Stammhirn ist aber noch aktiv, Blutdruck, Atmung und viele Reflexe
werden weiter geregelt.

In Lamberts Fall kamen Ärzte zu dem Ergebnis, dass dieser Zustand
irreversibel - also unumkehrbar - sei. Die Eltern sehen das anders
und argumentieren, ihr Sohn sei lediglich schwer behindert gewesen
und brauche dauerhafte Pflege.

In Deutschland und Frankreich ist die aktive Sterbehilfe, also einem
Menschen ein tödlich wirkendes Mittel zu verabreichen, verboten.
Passive Sterbehilfe durch das Abschalten von Apparaten und indirekte
Sterbehilfe, bei der starke Medikamente Schmerzen lindern und als
Nebenwirkung das Sterben beschleunigen, sind zulässig.
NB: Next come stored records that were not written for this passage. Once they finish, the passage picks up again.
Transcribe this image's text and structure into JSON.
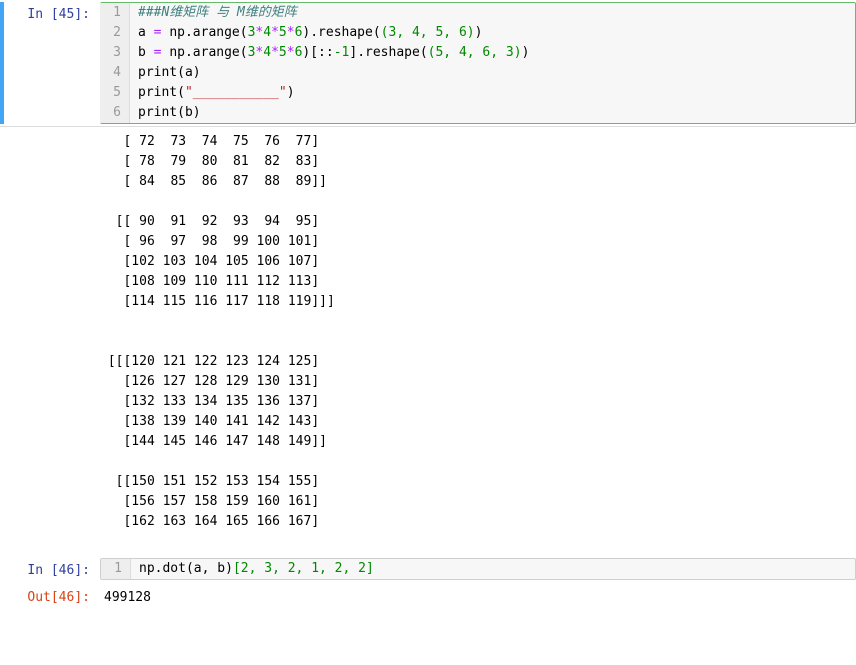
{
  "cell1": {
    "prompt": "In [45]:",
    "lines": {
      "n1": "1",
      "n2": "2",
      "n3": "3",
      "n4": "4",
      "n5": "5",
      "n6": "6"
    },
    "code": {
      "l1_comment": "###N维矩阵 与 M维的矩阵",
      "l2_a": "a ",
      "l2_eq": "= ",
      "l2_np": "np",
      "l2_dot1": ".",
      "l2_arange": "arange",
      "l2_p1": "(",
      "l2_n3": "3",
      "l2_m1": "*",
      "l2_n4": "4",
      "l2_m2": "*",
      "l2_n5": "5",
      "l2_m3": "*",
      "l2_n6": "6",
      "l2_p2": ")",
      "l2_dot2": ".",
      "l2_reshape": "reshape",
      "l2_p3": "(",
      "l2_tuple": "(3, 4, 5, 6)",
      "l2_p4": ")",
      "l3_b": "b ",
      "l3_eq": "= ",
      "l3_np": "np",
      "l3_dot1": ".",
      "l3_arange": "arange",
      "l3_p1": "(",
      "l3_n3": "3",
      "l3_m1": "*",
      "l3_n4": "4",
      "l3_m2": "*",
      "l3_n5": "5",
      "l3_m3": "*",
      "l3_n6": "6",
      "l3_p2": ")",
      "l3_slice": "[::",
      "l3_neg1": "-1",
      "l3_close": "]",
      "l3_dot2": ".",
      "l3_reshape": "reshape",
      "l3_p3": "(",
      "l3_tuple": "(5, 4, 6, 3)",
      "l3_p4": ")",
      "l4_print": "print",
      "l4_p1": "(",
      "l4_a": "a",
      "l4_p2": ")",
      "l5_print": "print",
      "l5_p1": "(",
      "l5_str": "\"___________\"",
      "l5_p2": ")",
      "l6_print": "print",
      "l6_p1": "(",
      "l6_b": "b",
      "l6_p2": ")"
    }
  },
  "output1": "   [ 72  73  74  75  76  77]\n   [ 78  79  80  81  82  83]\n   [ 84  85  86  87  88  89]]\n\n  [[ 90  91  92  93  94  95]\n   [ 96  97  98  99 100 101]\n   [102 103 104 105 106 107]\n   [108 109 110 111 112 113]\n   [114 115 116 117 118 119]]]\n\n\n [[[120 121 122 123 124 125]\n   [126 127 128 129 130 131]\n   [132 133 134 135 136 137]\n   [138 139 140 141 142 143]\n   [144 145 146 147 148 149]]\n\n  [[150 151 152 153 154 155]\n   [156 157 158 159 160 161]\n   [162 163 164 165 166 167]",
  "cell2": {
    "prompt": "In [46]:",
    "lineno": "1",
    "code": {
      "np": "np",
      "dot": ".",
      "dotfn": "dot",
      "p1": "(",
      "a": "a",
      "comma": ", ",
      "b": "b",
      "p2": ")",
      "idx": "[2, 3, 2, 1, 2, 2]"
    }
  },
  "out2": {
    "prompt": "Out[46]:",
    "value": "499128"
  }
}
Rund 10 000 Menschen liegen nach Angaben der Deutschen Stiftung
Patientenschutz in Deutschland im Wachkoma. «Nur der Betroffene
selbst kann diese Behandlung begrenzen. Hier ist der einzig sichere
Weg die Patientenverfügung», erklärt der Vorsitzende Eugen Brysch.
Andernfalls könne es zu jahrelangen Streitigkeiten kommen, die nicht
selten von Gerichten entschieden werden müssten. «Ein automatisches
Mitspracherecht von Eltern oder Ehepartnern gibt es nicht.»